Copper or brass conduct heat well.  The temperature difference between the inside of the pipe and the outside is tiny, so always fit sensors onto metals.  Plastic pipes are poor thermal conductors, so the effect of surrounding air can affect the sensor temperature. Furthermore, if the pipe is changing in temperature, the sensor may ‘lag’in time behind. i.e. it will respond very slowly to temperature changes.  This may or may not be a problem.
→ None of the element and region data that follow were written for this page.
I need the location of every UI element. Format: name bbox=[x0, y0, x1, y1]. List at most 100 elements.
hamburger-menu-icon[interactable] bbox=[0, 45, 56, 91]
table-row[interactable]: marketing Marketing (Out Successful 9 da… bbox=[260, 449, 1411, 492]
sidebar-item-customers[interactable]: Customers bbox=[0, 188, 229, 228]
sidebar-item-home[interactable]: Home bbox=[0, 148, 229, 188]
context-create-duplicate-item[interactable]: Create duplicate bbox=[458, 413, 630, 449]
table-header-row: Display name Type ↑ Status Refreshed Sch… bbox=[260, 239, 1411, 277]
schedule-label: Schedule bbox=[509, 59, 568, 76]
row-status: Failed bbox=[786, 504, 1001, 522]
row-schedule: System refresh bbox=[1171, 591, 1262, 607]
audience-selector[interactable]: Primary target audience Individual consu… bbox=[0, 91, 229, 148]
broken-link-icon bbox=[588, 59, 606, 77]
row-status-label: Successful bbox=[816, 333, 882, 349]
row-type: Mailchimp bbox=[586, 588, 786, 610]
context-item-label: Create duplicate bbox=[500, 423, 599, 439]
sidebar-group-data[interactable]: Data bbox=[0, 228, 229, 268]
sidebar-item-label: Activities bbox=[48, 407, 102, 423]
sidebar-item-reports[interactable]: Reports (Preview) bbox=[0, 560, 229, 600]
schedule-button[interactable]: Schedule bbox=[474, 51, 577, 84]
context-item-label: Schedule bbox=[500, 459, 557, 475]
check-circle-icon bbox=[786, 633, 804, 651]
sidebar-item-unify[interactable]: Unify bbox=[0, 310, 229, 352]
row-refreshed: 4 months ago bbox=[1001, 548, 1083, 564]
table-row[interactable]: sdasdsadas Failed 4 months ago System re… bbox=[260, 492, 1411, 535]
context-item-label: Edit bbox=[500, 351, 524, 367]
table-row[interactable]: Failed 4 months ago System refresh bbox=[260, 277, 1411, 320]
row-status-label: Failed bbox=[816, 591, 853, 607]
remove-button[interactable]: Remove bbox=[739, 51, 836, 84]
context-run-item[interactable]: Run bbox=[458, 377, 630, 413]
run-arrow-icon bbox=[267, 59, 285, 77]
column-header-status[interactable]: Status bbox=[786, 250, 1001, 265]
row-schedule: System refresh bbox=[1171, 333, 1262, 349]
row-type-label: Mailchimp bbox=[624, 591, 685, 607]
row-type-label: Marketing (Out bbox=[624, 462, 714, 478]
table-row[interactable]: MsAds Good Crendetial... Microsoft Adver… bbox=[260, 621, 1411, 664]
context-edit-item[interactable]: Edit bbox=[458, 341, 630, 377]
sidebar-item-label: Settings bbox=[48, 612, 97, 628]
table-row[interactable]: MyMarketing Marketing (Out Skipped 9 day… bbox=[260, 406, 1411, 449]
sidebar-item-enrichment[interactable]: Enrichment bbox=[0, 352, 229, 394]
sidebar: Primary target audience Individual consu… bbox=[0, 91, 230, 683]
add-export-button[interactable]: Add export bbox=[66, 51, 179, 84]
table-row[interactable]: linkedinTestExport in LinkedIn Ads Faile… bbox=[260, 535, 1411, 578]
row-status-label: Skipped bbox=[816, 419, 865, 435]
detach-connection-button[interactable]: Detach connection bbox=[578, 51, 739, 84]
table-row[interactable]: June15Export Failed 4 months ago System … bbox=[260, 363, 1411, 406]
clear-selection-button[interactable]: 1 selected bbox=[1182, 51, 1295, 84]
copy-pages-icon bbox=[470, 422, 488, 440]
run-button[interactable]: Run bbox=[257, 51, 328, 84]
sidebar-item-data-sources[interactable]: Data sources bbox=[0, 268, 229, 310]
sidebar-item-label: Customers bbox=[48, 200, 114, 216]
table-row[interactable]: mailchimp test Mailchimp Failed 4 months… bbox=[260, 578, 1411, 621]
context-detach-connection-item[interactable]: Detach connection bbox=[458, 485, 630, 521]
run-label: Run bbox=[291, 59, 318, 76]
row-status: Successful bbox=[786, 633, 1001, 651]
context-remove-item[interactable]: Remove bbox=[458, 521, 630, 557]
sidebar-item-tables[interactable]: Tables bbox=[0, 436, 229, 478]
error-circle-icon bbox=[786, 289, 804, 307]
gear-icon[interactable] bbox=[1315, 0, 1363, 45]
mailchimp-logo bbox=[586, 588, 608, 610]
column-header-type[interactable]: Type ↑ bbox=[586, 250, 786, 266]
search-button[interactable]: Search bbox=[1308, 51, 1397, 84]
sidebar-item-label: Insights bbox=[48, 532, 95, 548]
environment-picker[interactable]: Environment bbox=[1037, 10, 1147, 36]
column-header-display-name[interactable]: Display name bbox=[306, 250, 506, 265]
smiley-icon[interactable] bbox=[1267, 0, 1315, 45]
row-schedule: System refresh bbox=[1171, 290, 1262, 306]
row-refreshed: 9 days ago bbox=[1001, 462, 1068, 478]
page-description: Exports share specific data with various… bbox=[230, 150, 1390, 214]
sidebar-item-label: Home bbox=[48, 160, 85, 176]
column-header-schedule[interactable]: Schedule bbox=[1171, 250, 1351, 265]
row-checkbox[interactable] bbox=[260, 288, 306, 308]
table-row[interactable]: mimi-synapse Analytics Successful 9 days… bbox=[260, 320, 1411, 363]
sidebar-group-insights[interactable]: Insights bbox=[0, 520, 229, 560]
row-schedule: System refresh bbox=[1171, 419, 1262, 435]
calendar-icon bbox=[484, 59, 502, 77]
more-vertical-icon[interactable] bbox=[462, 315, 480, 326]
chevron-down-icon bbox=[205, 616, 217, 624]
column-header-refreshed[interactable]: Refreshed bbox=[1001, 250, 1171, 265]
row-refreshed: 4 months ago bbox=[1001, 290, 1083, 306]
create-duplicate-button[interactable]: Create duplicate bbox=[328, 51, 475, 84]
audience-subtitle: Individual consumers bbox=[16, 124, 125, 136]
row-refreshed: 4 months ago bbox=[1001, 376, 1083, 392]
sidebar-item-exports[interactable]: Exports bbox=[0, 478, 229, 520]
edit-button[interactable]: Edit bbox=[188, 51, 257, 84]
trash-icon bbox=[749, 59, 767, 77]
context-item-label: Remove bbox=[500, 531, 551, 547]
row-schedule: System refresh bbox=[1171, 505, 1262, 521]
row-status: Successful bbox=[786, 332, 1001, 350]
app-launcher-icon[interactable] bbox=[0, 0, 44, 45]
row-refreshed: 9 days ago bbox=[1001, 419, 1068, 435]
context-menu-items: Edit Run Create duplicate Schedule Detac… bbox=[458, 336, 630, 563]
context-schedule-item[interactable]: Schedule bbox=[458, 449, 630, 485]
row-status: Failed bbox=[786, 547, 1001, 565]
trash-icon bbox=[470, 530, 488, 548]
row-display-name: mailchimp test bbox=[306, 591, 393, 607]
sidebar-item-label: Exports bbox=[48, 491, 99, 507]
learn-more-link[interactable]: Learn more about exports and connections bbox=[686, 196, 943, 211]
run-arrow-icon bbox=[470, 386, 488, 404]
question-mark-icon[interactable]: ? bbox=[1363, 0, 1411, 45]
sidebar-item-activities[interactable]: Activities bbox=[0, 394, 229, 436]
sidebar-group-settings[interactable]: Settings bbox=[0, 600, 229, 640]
This is not the best position for a sensor since there is 3mm of plastic between the liquid inside and the probe, however, the copper wire strap is making the best of a bad job.  Heat will conduct along the copper. There is a lot of copper in contact with the plastic, and this will conduct and will transfer heat to/from the ‘surrounded’ probe.  If this is insulated well on the outside, it may give good-enough results for ground source comparisons.  Time response may be a little slow, which may not necessarily bad.   Fitting the probe onto a metal fitting is a far better bet.

3 comments:

  1. Thanks John, this is very useful for me as an enthusiastic layman. A couple of questions: I have an ASHP outside which provides heat for my UFH system. Where is the best place for the sensors you recommend? For example:
    a) for the water and flow and return, is it better to have the sensors at the ASHP, where the pipes enter the building, or close to the point of use (hot water tank or underfloor heating manifold).
    b) air-off (cooled air leaving heat pump) - sensor inside the ASHP unit in front of the fan?
    Is there something within the ASHP that can be monitored to give an early warning signal of potential problems?
    Do you have an annotated picture to illustrate where various sensors are best placed?

    ReplyDelete
  2. Hello Anon,
    I would generally put sensors inside the house (its more stable air temperature environment). There should be little loss in temperature (or watts) between the heat pump and the cylinders / radiators, so position may be more to do with what is practical. Its actually a fairer test to sense near the point of use so that losses are accounted for. If you have plastic pipes, you will need to find a metal fitting to put the sensors onto - a 'tee' is favorite.

    Re ASHP, most units (e.g. Ecodan) have a temperature sensor by the back grill where air is sucked in. You could put one sensor here. You can also tie one at the front where the air flow is high. Its interesting to see how this tempeure drops (relative to inlet air) as the coil freezes and the air gets constricted by the ice.

    Re a position for tell-tale senor within the heat pump .. Yes, the small discharge pipe that comes from the compressor might be worth sensing. You might find it hard to make sense of the values, but in general, relative high temperatures are bad here. To put it another way, if there is refrigerant loss or general poor performance, this sensor will be higher than a more healthy heat pump. Maybe I need to write a bit more about this? Maybe we need some generic heat pump diagrams on OEM site?

    ReplyDelete
    Replies
    1. Thanks John. As a layman, I would like to have a "how to" guide that would show me where best to place sensors in order to have a good view of the current state of the system, including those areas that might indicate problems in the offing. Some generic heat pump diagrams would be useful: a diagram to show sensors required and their positions if one wants to monitor health of the heat pump; a diagram to show sensors required and their positions if one wants to monitor an ASHP-controlled UFH system, etc.